Our early tender friends – tomatoes, peppers, french beans – are germinating well and laying out their leaves with some confidence. The peas have taken everything winter has thrown at them and are coming up snow white flowers. the first salad seedlings – lettuce, beetroot, sorrel, wild rocket – are rooting through their containers into the gravel: time to get out there. Will have them hardening off next week, note to self: sort out hardening bay irrigation. A big push on Tuesday saw us dig and build the first phase of raised beds on the West bank terrace, so we’re just about on schedule.
There is this nervous excitement everywhere, oozing up from the ground. Everything – buds, bulbs, birds, bees and bumbling gardeners – is striking out and taking risks. Butterflies in my stomach are sleepless.
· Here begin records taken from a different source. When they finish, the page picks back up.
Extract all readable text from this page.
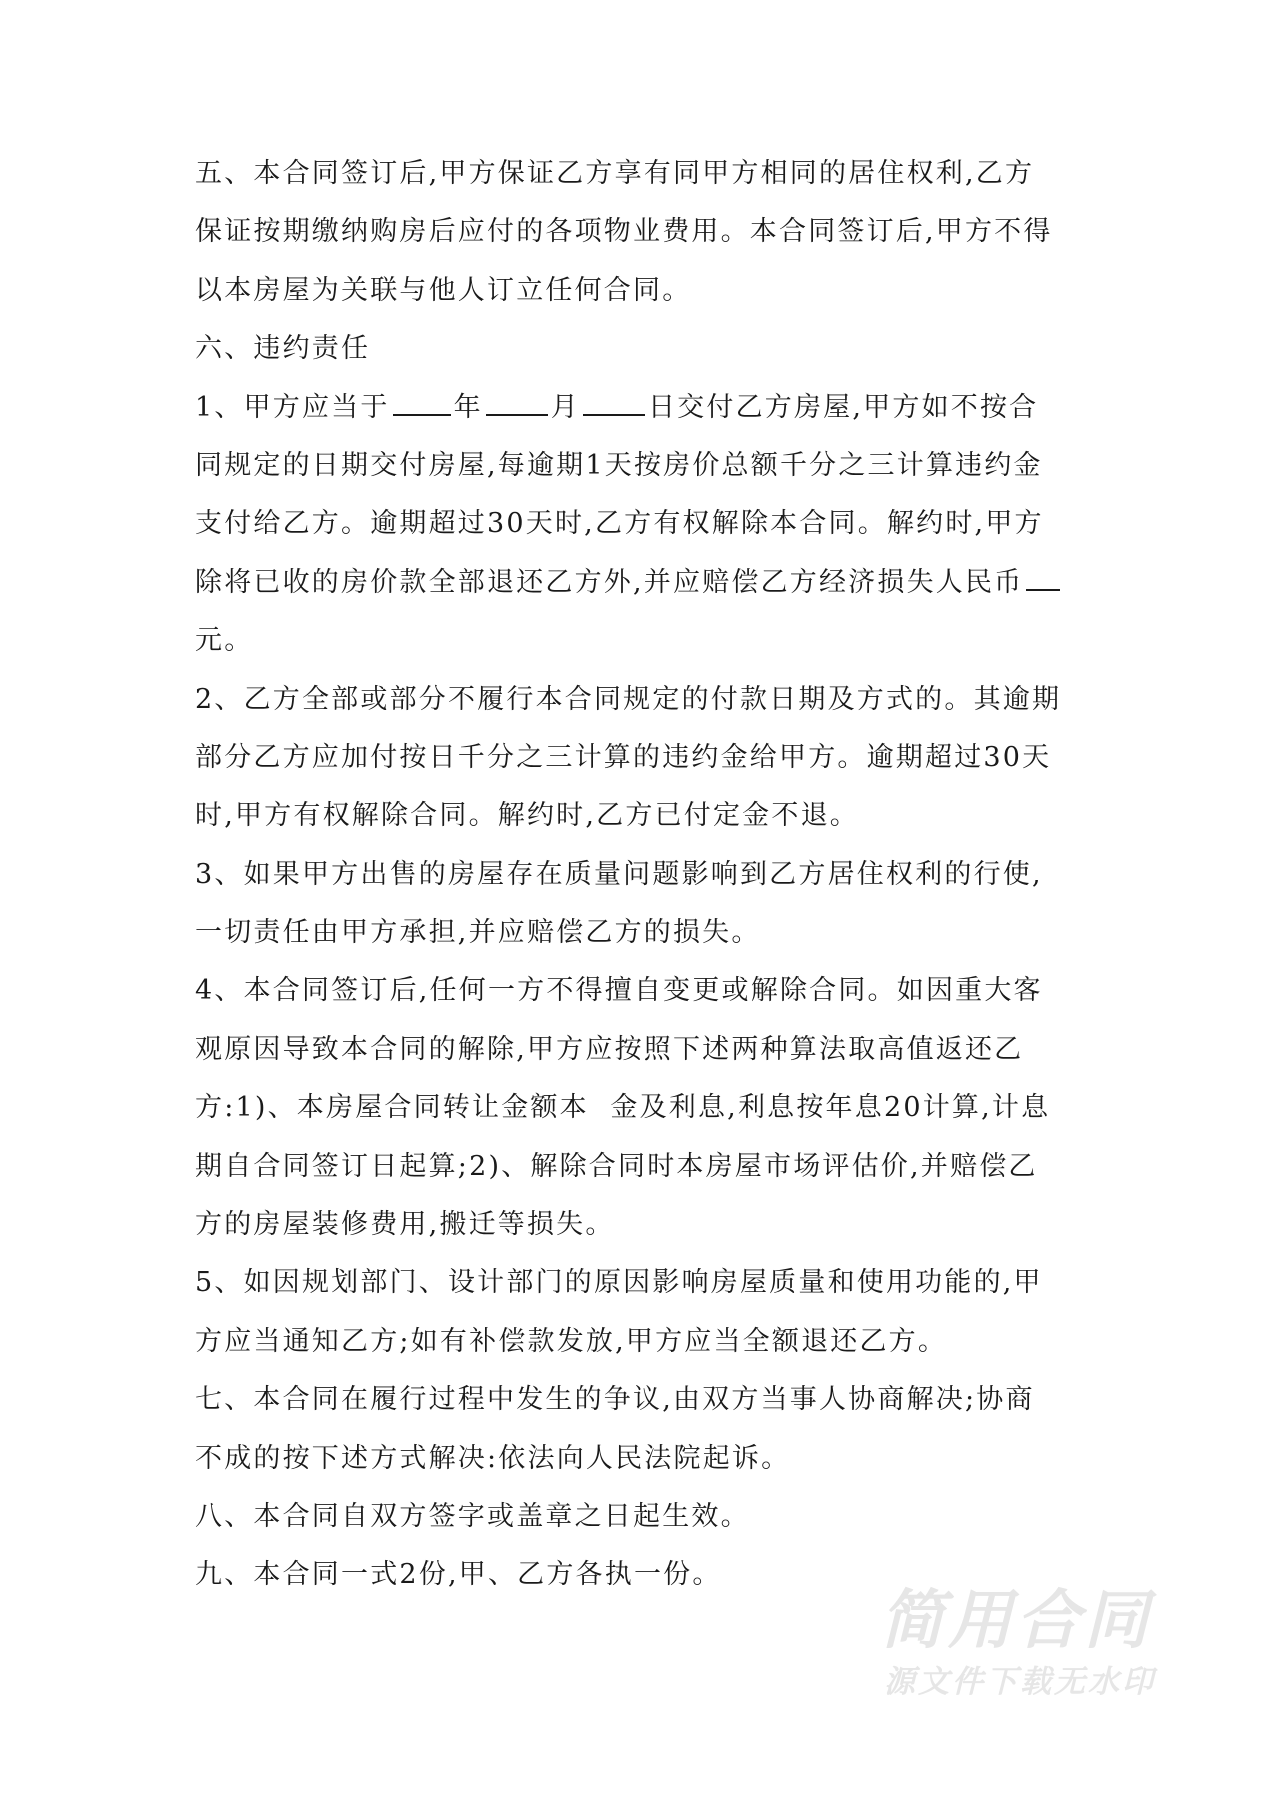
五、本合同签订后,甲方保证乙方享有同甲方相同的居住权利,乙方
保证按期缴纳购房后应付的各项物业费用。本合同签订后,甲方不得
以本房屋为关联与他人订立任何合同。
六、违约责任
1、甲方应当于 年	月	日交付乙方房屋,甲方如不按合
同规定的日期交付房屋,每逾期1天按房价总额千分之三计算违约金
支付给乙方。逾期超过30天时,乙方有权解除本合同。解约时,甲方
除将已收的房价款全部退还乙方外,并应赔偿乙方经济损失人民币
元。
2、乙方全部或部分不履行本合同规定的付款日期及方式的。其逾期
部分乙方应加付按日千分之三计算的违约金给甲方。逾期超过30天
时,甲方有权解除合同。解约时,乙方已付定金不退。
3、如果甲方出售的房屋存在质量问题影响到乙方居住权利的行使,
一切责任由甲方承担,并应赔偿乙方的损失。
4、本合同签订后,任何一方不得擅自变更或解除合同。如因重大客
观原因导致本合同的解除,甲方应按照下述两种算法取高值返还乙
方:1)、本房屋合同转让金额本  金及利息,利息按年息20计算,计息
期自合同签订日起算;2)、解除合同时本房屋市场评估价,并赔偿乙
方的房屋装修费用,搬迁等损失。
5、如因规划部门、设计部门的原因影响房屋质量和使用功能的,甲
方应当通知乙方;如有补偿款发放,甲方应当全额退还乙方。
七、本合同在履行过程中发生的争议,由双方当事人协商解决;协商
不成的按下述方式解决:依法向人民法院起诉。
八、本合同自双方签字或盖章之日起生效。
九、本合同一式2份,甲、乙方各执一份。
简用合同
源文件下载无水印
Yet the things I normally do to divert myself from becoming too obsessed with growing plants – Stevenage Borough FC, road cycling, relationships – all seem similarly teetering on the terrifying brink between glory and, well, glorious failure.
Once the butterflies can be seen fluttering in abundance about the fields here, they will no longer be in my tummy: the anticipation will be becoming actualised. The plants will be out of the nursery and growing up, or at least surviving, in the school of soil life, Mother Earth willing; and everything else in the garden, and in life, will unfold in its own sweet way: it’d be greedy to ask for much more than that.